Histograms in R with ggplot2

Cheatsheet

Published

July 27, 2024

This work was developed using resources that are available under a Creative Commons Attribution 4.0 International License, made available on the SOLES Open Educational Resources repository by the School of Life and Environmental Sciences, The University of Sydney.


1 About

The histogram is a bar plot that shows the frequency of (often) continuous values in a dataset. It helps identify patterns, outliers, and the shape of the distribution (skewness, kurtosis).

  • You know how to install and load packages in R.
  • You know how to import data into R.
  • You recognise data frames and vectors.

The data should be in a long format (also known as tidy data), where each row is an observation and each column is a variable (Figure 1).
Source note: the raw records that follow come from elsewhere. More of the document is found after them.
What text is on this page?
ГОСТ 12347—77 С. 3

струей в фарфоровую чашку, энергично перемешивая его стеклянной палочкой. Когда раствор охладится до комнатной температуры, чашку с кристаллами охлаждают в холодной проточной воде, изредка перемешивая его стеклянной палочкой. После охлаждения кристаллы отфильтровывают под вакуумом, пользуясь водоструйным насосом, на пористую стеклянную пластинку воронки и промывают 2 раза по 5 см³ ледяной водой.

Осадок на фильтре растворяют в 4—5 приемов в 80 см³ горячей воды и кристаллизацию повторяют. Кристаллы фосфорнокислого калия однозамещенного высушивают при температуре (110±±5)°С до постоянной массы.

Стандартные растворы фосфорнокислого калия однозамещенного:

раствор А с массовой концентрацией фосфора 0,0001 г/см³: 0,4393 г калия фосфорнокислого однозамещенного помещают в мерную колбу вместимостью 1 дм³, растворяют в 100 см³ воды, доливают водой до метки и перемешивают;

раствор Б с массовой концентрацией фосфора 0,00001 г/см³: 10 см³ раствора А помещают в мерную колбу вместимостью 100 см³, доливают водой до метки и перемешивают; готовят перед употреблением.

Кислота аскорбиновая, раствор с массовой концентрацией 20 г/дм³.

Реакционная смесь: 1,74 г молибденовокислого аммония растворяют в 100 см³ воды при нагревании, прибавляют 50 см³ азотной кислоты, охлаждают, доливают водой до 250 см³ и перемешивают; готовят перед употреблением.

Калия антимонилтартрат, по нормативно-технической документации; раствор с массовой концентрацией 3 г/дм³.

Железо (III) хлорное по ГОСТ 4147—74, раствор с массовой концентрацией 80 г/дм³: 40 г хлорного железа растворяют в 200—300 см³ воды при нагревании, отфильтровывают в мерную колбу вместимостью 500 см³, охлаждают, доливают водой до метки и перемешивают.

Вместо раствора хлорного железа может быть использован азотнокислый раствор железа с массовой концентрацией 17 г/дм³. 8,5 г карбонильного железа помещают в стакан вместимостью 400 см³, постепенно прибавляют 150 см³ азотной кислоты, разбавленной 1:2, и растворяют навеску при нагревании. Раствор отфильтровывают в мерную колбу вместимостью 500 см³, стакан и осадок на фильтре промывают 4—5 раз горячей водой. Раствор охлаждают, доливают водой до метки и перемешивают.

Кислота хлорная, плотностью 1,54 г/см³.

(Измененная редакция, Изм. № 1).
If your data is not already structured this way, reshape it manually in a spreadsheet program or in R using the pivot_longer() function from the tidyr package.

Sex BW
F 2.15
M 2.55
F 2.95
F 2.70
M 2.20
F 1.85
M 2.55
M 2.60

 

F M
2.15 2.55
2.95 2.20
2.70 2.55
1.85 2.60
Figure 1: Data should be in long format (left) where each row is an observation and each column is a variable. This is the preferred format for most statistical software. Wide format (right) is also common, but may require additional steps to analyse or visualise in some instances.

2 Data

For this cheatsheet we will use the entire possums dataset used in BIOL2022 labs.

3 Import data

library(readxl)
possums <- read_excel("possums.xlsx", sheet = 2)

4 Plot

Use the different plots below to explore the use of histograms in R. Note that histograms only need one variable to be plotted, therefore we pick any one of the several continuous variables in the dataset in the aes() function.

There bare minimum code to create a histogram in R.

1library(ggplot2)
2ggplot(possums, aes(x = BW)) +
3  geom_histogram()
1
Load the ggplot2 package with library(ggplot2).
2
Create a canvas using ggplot() and specify the variable to be plotted on the x-axis with aes(x = BW).
3
Add a histogram layer using geom_histogram().
`stat_bin()` using `bins = 30`. Pick better value with `binwidth`.

Add colours, labels, adjust bin width, and change the theme.

library(ggplot2)
ggplot(possums, aes(x = BW)) +
1  geom_histogram(fill = "skyblue", color = "black",
2                 binwidth = .3) +
3  labs(x = "Body weight (g)",
       y = "Frequency") +
4  theme_minimal()
1
Use colour and fill arguments to change bar colors.
2
Adjust bin width with binwidth to control the detail of the histogram. A smaller value will increase the number of bars based on the range of the data.
3
Add axis labels using labs().
4
Use theme_minimal() for a standardized appearance.

Plot both a histogram and a density plot at the same time.

library(ggplot2)
p3 <- ggplot(possums, aes(x = AactiveTBLUP, 
                    y = after_stat(density))) +
  geom_histogram(
    fill = "white", 
    color = "black", 
    position = "identity",
    binwidth = 0.3) +
  geom_density(position = "identity", fill = "red", alpha = 0.5) +
  theme_bw()

p3

Compare a histogram with a standardised normal distribution.

library(ggplot2)
ggplot(possums, aes(x = AactiveTBLUP)) +
  geom_histogram(aes(y = after_stat(density)), 
                 fill = "skyblue", 
                 color = "black", 
                 binwidth = 0.3) +
  stat_function(fun = dnorm, 
                args = list(mean = mean(possums$AactiveTBLUP), 
                            sd = sd(possums$AactiveTBLUP)), 
                color = "red", linewidth = 1) +
  theme_minimal()

5 Export

Use the ggsave() function to save the plot as an image file.

  • The filename argument specifies the name of the file.
  • The plot argument specifies the plot to be saved. In this case, the plot is stored in the object p3 (from Version 3).
  • The width and height arguments specify the dimensions of the plot in inches.
ggsave(filename = "histogram.pdf", plot = p3, width = 7, height = 5)

The plot will be saved in the working directory, unless you specify a different path in the filename argument.